The most emotional testimony of the day came from Fred Stone, an Arundel farmer who says his century-old business family business has been ruined by PFAS contamination.
Like many farmers in Maine and around the nation, Stone spread treated municipal sludge on his farm fields for decades as fertilizer. But in 2016, the Kennebunkport, Kennebunk and Wells Water District notified Stone of elevated PFAS levels in water from a district well on his farm.
Subsequent testing showed PFAS levels in soils that were 42 times higher than “action levels” set by the Maine DEP and levels in milk that were seven times higher than the state’s cut-off for dairy processors to accept milk. Stone eventually lost his contract with Oakhurst Dairy and estimates he is losing $450 a day, despite installing a state-of-the-art water filter and shipping in hay grown on farms in other states that did not receive sludge.

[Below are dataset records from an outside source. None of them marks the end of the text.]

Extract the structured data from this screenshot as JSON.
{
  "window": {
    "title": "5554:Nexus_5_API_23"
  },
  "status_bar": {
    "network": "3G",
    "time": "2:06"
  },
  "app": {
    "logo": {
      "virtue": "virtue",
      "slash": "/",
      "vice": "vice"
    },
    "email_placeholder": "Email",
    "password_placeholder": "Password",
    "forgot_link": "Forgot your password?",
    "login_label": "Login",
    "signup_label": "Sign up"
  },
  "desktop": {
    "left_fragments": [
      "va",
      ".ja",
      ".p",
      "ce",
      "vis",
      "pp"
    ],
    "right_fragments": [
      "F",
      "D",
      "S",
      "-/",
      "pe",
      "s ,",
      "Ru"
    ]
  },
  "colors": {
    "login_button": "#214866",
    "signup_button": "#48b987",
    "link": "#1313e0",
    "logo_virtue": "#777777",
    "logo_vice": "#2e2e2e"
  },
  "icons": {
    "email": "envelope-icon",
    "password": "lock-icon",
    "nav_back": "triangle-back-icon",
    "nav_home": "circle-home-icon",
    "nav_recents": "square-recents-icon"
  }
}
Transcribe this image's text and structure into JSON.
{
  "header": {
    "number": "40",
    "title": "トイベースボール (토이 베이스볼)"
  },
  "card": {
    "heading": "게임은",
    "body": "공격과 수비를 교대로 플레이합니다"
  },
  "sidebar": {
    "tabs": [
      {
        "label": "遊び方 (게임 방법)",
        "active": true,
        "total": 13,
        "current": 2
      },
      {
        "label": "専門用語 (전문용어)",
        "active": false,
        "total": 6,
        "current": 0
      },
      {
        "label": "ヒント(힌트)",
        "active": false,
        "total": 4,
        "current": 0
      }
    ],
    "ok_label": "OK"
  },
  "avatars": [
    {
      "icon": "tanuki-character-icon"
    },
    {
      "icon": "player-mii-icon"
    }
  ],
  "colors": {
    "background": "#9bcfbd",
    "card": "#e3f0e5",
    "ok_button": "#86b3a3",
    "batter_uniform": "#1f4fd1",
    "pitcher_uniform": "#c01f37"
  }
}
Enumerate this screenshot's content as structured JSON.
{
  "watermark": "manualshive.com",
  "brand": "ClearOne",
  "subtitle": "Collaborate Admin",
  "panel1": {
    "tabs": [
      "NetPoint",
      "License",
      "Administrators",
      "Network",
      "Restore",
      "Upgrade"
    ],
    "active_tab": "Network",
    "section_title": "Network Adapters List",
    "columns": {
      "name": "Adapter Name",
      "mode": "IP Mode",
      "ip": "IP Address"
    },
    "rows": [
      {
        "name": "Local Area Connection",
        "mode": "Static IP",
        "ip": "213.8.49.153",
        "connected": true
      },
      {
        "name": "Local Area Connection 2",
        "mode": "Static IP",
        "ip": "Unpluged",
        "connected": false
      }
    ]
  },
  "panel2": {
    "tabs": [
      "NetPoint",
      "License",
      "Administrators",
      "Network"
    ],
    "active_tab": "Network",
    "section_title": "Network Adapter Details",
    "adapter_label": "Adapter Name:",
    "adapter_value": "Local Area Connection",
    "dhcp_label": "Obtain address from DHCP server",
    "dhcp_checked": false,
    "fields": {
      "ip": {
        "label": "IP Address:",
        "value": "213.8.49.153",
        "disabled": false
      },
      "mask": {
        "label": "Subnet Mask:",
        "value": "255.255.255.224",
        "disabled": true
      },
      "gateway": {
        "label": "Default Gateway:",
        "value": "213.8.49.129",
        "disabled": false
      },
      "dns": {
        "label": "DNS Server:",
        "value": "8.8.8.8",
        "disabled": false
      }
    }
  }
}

Last month, the Maine DEP ordered wastewater treatment plants across Maine to begin testing sludge for PFAS before it can be spread on farm fields or sold as compost. That testing is expected to begin next month.
The bill discussed Thursday would affect food packaging, not sludge spreading. But Stone urged lawmakers to take steps to regulate chemicals that can leach out of food packaging into landfills, soils and waters.
“These chemicals do not dissipate,” Stone said. “Our fields are just as contaminated today as they were when we spread the sludge on those fields” more than 12 years ago.
“I’m sure some in the chemical industry may stand up here with new formulas . . . and think they are safe,” Stone said. “But after being ruined by this thing, I’d be pretty damned reluctant to believe any chemical companies.”